Identity proofing, levels of assurance and Trust Anchor due diligence prior to issuing a claim


#1

Hi All,

I’ve come from the old world of identity proofing in order to reach levels of identity assurance and then issue a credential and I’ve done some reading up on Sovrin in the last week or so. I think, although I could have this wrong, that the Trust Anchor is responsible for issuing a signed claim that asserts something about an identity subject. Prior to doing that though, the identity subject will need to firstly prove that they are the appropriate identity subject to be issued this claim.

My question is - how is it imagined that this will happen (is this falling back to identity proofing) and is it possible that some Trust Anchors will be issuing claims with varying levels of surety based on how thorough they have been in proving the identity subject? As a practical example, if I already have a physical birth certificate will I be expected to show up in person and go through a proofing process to receive the ‘digitized’ version, or will there me some remote proofing process the Trust Anchor will perform? Do levels of assurance still play a role in the proofing process, and if they don’t what’s the minimum standard required before a Trust Anchor can issue a signed claim?

Also given that I will likely have claims from various Trust Anchors, will the Trust Anchor, agent or wallet enforce some sort of consistency check to ensure that I’m not trying to aggregate claims that are actually for different identity subjects?

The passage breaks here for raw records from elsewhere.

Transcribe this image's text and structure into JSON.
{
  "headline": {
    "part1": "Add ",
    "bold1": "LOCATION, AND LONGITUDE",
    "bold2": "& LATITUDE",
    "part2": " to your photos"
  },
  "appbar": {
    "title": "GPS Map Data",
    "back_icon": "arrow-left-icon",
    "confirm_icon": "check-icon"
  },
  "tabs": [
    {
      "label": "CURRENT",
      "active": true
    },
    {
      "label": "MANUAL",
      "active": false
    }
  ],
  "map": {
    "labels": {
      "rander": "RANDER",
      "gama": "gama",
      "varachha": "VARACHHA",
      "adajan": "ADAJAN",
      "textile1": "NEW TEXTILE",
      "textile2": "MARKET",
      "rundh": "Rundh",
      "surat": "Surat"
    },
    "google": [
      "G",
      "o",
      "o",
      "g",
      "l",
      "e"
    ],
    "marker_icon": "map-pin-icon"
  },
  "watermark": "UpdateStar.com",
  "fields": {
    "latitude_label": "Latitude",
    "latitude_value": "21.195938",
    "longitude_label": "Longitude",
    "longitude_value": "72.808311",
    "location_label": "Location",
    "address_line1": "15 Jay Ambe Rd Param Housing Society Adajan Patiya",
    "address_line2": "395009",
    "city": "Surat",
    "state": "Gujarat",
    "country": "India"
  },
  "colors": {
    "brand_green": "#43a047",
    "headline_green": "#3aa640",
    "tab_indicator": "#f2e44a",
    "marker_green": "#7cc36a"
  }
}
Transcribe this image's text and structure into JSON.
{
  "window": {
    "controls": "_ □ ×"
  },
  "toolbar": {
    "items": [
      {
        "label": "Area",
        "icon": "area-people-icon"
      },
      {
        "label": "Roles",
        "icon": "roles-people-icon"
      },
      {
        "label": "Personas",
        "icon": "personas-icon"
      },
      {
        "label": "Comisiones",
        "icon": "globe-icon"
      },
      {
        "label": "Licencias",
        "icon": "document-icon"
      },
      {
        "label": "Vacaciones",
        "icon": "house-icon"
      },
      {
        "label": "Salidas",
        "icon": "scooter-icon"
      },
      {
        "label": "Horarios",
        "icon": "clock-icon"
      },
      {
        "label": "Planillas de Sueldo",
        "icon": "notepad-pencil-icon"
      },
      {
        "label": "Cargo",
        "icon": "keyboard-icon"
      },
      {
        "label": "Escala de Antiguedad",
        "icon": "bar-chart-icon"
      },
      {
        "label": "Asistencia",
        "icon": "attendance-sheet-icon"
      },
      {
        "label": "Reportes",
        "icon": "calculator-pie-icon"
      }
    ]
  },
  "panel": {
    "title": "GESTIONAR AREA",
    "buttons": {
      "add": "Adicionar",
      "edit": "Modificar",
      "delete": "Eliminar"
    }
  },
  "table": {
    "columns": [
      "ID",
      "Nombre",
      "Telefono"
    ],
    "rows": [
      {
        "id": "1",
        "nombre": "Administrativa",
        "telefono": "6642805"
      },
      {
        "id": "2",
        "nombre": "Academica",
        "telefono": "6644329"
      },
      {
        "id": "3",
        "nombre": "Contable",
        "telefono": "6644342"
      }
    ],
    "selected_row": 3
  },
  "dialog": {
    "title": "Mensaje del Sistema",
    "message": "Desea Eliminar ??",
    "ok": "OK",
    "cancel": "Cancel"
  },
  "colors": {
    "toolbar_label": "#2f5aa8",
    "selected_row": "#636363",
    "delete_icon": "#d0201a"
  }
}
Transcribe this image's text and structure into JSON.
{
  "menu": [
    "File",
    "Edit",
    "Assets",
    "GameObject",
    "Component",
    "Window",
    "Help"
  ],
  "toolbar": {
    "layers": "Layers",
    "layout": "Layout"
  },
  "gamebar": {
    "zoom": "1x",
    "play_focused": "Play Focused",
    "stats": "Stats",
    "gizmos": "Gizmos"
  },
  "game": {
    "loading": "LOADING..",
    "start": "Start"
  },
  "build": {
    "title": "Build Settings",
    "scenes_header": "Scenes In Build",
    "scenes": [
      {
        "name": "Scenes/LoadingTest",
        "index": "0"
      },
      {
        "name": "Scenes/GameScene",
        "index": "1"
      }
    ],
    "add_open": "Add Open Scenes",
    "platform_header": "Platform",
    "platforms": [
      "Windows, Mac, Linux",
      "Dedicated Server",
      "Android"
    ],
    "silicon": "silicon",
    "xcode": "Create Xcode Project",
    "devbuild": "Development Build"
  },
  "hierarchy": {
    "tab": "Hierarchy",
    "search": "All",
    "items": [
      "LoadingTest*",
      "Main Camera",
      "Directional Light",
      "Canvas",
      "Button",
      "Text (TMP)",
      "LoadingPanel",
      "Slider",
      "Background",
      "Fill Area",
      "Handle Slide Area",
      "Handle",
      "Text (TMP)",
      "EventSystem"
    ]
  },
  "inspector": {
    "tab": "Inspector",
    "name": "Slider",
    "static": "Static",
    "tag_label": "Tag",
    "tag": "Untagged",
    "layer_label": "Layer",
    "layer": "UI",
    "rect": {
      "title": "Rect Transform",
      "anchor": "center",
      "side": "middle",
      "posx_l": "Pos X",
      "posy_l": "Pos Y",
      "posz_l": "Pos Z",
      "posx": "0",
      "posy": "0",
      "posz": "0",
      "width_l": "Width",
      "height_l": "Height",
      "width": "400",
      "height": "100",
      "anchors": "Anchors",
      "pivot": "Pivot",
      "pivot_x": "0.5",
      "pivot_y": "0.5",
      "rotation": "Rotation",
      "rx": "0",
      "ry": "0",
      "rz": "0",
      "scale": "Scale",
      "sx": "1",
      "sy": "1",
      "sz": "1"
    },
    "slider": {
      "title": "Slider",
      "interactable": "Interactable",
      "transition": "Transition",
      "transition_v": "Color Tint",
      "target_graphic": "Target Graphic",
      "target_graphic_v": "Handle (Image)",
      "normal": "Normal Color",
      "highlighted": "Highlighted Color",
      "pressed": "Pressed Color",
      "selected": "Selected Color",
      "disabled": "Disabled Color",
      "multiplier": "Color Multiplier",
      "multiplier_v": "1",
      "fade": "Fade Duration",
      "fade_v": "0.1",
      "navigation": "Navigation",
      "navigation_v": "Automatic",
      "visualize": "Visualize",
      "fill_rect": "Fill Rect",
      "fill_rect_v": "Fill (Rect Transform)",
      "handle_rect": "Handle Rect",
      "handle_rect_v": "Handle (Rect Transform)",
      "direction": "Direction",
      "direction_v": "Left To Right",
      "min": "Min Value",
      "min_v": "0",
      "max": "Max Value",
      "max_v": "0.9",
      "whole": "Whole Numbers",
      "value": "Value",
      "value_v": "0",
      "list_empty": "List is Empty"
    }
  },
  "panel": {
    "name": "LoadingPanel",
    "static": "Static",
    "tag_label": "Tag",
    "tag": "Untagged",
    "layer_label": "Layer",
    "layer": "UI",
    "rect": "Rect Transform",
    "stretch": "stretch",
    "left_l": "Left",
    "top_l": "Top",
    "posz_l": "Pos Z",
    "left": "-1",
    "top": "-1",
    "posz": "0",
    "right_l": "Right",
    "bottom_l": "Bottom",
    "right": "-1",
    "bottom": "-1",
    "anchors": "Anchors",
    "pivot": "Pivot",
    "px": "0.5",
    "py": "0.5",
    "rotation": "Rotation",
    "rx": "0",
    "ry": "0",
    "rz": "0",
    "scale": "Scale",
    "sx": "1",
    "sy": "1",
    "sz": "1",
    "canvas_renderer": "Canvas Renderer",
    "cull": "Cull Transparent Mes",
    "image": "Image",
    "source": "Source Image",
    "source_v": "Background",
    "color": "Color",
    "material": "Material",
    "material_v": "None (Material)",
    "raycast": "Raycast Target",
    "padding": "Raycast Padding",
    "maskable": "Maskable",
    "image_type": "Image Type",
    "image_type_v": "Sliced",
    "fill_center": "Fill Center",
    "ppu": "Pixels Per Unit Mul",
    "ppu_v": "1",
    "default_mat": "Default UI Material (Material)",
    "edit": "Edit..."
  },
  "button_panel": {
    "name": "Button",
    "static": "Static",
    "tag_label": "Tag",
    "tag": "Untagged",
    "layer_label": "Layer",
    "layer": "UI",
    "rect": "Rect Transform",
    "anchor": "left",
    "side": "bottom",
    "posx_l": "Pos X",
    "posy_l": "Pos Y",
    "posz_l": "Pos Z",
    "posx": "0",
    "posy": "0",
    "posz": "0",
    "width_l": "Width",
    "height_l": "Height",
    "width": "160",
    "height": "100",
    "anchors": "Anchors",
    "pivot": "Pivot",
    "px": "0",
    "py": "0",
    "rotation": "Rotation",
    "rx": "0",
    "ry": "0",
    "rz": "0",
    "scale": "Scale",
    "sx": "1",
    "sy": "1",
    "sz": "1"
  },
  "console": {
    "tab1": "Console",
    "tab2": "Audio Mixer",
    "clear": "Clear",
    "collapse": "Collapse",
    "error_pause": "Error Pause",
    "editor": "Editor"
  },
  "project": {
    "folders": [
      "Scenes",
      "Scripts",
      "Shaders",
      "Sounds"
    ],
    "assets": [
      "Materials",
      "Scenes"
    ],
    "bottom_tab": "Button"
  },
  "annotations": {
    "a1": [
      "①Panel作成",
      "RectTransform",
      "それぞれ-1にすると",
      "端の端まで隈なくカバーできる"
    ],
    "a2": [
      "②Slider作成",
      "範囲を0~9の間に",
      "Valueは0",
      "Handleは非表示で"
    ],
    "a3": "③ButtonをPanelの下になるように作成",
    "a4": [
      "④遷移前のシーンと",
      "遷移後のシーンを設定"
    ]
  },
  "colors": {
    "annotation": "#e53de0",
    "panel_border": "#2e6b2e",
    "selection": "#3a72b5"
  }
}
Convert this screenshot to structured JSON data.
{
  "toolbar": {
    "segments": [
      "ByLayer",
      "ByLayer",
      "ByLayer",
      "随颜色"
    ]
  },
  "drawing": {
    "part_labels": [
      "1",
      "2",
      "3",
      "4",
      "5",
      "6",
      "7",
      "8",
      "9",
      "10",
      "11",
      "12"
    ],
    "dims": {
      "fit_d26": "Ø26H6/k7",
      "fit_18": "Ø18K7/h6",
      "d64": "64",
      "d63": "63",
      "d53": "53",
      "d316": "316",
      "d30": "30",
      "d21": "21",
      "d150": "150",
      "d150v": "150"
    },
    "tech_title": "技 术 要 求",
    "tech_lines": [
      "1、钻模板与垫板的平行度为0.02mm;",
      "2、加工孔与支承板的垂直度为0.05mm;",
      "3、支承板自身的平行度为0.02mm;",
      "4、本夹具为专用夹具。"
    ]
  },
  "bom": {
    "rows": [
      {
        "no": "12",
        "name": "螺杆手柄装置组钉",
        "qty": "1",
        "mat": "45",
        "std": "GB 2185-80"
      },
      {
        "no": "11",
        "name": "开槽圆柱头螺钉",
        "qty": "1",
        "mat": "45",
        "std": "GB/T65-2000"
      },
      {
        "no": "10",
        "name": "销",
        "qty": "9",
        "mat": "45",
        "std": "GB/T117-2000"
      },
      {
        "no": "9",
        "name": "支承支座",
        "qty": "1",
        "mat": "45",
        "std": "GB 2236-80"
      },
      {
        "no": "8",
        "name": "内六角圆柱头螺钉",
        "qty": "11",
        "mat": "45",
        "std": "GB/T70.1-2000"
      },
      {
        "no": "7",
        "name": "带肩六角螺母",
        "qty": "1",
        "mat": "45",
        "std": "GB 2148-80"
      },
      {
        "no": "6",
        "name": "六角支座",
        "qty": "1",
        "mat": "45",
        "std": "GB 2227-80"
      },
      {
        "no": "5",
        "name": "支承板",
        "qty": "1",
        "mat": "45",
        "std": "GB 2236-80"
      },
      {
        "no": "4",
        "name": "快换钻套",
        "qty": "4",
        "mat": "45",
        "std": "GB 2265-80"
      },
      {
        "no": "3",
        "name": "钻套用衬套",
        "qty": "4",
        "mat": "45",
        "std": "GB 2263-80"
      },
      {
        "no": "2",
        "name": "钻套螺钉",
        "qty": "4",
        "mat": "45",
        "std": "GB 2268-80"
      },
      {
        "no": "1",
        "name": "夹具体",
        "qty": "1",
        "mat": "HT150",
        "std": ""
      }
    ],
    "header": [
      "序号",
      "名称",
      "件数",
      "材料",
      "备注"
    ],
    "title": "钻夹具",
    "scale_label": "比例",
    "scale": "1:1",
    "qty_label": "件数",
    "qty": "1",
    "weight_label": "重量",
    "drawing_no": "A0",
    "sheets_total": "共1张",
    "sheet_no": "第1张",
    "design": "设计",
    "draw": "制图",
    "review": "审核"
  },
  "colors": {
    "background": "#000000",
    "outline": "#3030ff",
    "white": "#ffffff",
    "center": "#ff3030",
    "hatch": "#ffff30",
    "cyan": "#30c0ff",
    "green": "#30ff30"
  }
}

If so how will this be done unless claims have a minimum set of information about the core identity?

Interested in hearing responses. I have some thoughts about how this could work but I wanted to see if a) this was actually an outstanding issue, b) there was already a solution for it that I hadn’t come across.


#2

TrustAnchors are not the only ones who can issue credentials. Anyone can become an Issuer. TrustAnchors are those authorized to create NYM’s on the ledger. As far as creating assurance about an Issuer, I believe this has not been completely defined yet but I can imagine a certificate authority could play a role here such as vetting the issuer and giving them a credential. As long as you trust the certificate authority then you can trust the Issuer is who they claim to be. This is very similar to the internet PKI but with credentials instead of certificates. I’m sure there are multiple ways this could be done. Certificate authorities have multiple types of certificates that have varying degrees of assurance. I imagine the vetting process can be similar.